Day did not contract COVID-19, she said. Nor did her father, Ward Schraeder, who works on the show with her. But her brother got it, although he did he experience serious symptoms, she said.
“We have had a lot of people who were affected by it,” Day said. “And we’ve shut down filming several times because some tile person or crew member all of a sudden is sick. It definitely put a delay on a lot of things.”
“We’ve had times when we’ve had production crews on iPads from their cars, outside. I’m inside with a minimal number of people. Everyone else is in a mask besides me because of the cameras. Then, as soon as we’re finished, I’m back in my car, mask on, to keep safe. It’s been really isolating.”
Because of COVID-19, the Ronald McDonald House cut in half the number of families living in its houses. It operates on a $5 million annual budget, and in normal years, relies on some 17,000 volunteers annually to serve some 8,000 families.
Prior to COVID-19, volunteers frequently cooked meals for families on site.
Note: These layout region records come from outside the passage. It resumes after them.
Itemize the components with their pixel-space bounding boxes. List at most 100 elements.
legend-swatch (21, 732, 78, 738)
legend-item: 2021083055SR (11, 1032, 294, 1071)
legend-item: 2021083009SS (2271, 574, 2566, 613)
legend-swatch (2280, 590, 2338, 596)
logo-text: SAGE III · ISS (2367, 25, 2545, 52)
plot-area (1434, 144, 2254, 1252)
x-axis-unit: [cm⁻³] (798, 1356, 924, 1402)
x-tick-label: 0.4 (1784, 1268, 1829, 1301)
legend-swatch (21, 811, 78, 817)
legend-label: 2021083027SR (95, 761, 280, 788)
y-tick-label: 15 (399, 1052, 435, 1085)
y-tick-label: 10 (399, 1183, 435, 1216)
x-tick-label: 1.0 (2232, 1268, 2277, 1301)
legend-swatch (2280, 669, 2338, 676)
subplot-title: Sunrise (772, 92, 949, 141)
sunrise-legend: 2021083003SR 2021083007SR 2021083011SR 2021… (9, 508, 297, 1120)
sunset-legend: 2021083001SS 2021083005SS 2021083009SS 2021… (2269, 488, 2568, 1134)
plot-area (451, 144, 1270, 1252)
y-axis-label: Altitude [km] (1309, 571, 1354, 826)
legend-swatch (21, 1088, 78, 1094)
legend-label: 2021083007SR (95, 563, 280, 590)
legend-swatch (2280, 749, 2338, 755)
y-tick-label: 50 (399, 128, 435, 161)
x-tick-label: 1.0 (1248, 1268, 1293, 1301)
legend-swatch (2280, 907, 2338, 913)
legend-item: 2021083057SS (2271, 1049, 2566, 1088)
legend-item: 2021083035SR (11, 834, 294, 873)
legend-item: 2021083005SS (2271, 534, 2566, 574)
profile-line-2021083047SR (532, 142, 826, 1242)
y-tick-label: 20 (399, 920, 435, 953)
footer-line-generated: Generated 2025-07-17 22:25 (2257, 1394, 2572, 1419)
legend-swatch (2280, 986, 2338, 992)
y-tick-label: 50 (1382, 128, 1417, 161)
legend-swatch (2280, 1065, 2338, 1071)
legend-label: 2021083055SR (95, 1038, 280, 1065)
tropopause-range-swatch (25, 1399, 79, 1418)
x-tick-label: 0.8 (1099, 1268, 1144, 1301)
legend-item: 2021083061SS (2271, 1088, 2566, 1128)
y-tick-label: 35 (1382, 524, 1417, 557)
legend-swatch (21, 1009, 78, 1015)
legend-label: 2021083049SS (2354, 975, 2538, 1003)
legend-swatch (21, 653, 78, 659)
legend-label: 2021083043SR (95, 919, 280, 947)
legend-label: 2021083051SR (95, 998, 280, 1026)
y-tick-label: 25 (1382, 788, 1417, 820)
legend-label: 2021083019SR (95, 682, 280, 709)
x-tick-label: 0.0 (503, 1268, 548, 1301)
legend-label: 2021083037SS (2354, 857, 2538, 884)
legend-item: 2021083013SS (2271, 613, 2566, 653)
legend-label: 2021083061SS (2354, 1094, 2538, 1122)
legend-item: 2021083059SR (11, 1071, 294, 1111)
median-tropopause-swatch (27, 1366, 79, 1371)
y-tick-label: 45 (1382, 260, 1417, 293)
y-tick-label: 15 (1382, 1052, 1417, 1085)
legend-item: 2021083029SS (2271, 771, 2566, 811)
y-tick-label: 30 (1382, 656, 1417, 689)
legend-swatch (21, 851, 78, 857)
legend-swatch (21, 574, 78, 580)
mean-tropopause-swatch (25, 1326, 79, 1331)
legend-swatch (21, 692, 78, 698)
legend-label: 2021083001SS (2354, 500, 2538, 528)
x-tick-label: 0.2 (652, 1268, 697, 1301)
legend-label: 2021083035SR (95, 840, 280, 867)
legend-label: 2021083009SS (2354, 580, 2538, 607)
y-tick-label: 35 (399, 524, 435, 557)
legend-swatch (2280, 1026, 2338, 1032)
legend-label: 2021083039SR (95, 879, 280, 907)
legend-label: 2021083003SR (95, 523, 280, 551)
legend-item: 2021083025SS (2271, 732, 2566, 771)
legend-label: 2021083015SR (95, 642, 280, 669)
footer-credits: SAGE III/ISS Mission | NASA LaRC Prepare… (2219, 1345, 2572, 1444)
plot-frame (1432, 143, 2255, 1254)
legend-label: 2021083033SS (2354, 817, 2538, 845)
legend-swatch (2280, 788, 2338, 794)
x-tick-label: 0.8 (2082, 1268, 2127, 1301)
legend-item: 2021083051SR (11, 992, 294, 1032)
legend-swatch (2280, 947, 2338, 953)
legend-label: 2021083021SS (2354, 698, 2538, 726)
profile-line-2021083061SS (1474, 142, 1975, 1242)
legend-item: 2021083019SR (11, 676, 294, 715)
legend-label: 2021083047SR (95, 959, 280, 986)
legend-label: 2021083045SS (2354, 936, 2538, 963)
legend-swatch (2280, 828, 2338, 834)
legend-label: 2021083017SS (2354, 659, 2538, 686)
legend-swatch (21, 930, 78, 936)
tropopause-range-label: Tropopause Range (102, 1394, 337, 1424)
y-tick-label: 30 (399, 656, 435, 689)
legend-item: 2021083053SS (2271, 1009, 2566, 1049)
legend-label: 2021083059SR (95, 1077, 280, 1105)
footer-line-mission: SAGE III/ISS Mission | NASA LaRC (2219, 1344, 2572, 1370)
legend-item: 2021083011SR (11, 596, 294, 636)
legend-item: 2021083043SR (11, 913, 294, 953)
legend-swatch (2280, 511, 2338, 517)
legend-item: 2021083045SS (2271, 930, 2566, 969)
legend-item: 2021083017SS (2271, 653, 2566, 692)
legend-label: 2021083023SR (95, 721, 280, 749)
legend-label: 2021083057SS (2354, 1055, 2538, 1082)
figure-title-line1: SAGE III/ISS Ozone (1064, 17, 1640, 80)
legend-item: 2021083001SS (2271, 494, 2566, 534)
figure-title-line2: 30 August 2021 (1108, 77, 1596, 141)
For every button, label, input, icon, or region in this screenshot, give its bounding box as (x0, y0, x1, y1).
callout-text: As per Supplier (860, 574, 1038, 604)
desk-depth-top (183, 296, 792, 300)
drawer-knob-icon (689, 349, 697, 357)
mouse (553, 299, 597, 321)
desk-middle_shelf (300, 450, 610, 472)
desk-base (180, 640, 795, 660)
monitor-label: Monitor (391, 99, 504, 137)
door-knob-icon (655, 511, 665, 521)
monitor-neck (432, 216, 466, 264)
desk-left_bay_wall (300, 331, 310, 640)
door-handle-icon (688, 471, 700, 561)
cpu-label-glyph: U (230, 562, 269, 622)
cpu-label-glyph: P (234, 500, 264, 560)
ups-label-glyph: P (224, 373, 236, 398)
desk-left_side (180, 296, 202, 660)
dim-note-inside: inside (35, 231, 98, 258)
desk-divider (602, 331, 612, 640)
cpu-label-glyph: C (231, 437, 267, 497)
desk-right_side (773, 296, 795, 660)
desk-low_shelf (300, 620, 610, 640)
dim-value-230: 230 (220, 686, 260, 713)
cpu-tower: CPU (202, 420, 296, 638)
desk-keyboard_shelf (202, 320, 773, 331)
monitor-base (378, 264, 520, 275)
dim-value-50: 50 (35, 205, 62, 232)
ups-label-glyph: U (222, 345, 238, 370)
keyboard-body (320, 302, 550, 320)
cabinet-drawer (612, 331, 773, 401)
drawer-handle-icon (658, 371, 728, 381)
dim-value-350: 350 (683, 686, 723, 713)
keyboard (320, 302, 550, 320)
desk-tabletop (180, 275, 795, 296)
Now they prepare and send pre-packaged food or donate restaurant meals.
“Starting in March of last year,” Greenberg said, “we asked volunteers not to come back. We couldn’t risk that.
Families eat in their rooms.
“It’s not a communal experience right now, because nothing about life is communal right now.”
Because of the risk of contagion, the charity also began to pay for hotel rooms for families to stay for two weeks prior to moving into one of the Ronald McDonald homes. Last year, they footed the bill for some 6,000 nights at two nearby hotels.
“In the future, once we’re full to bursting again,” Greenberg said, “we intend to use these hotel partnerships to keep serving families, so that we’re not turning people away.”
Before COVID-19, the charity was forced to turn away up to 1,000 families a year.
Of its homes, the oldest, opened in 1988, is the Bernstein House with 19 rooms and is named after Bob Bernstein, the local co-founder of the Bernstein-Rein advertising agency and who, in 1977, developed the packaging for the McDonald’s Happy Meal.
There is also the Longfellow House, which opened 15 years ago, with 41 rooms. The Wylie House, which has 20 rooms, is six years old. Children’s Mercy has seven additional rooms.
The renovation is taking place at the Longfellow House. The common area’s playful Gulliver-sized rocking chair has been removed to make way for the new decor. The room is being designed by Denise Cadenas, who has three children and works for Day’s company, Growing Days Design.
An artist’s rendering shows a gray, black and white motif with a living room-style seating area, large dining table and a natural wood counter with computer monitors.
Also because of COVID-19, the common spaces in the homes have been closed off to families, leaving an opportunity for one to be redone
“COVID has changed everything for us,” Greenberg said, “except the most important thing, which is keeping families close to their kids.”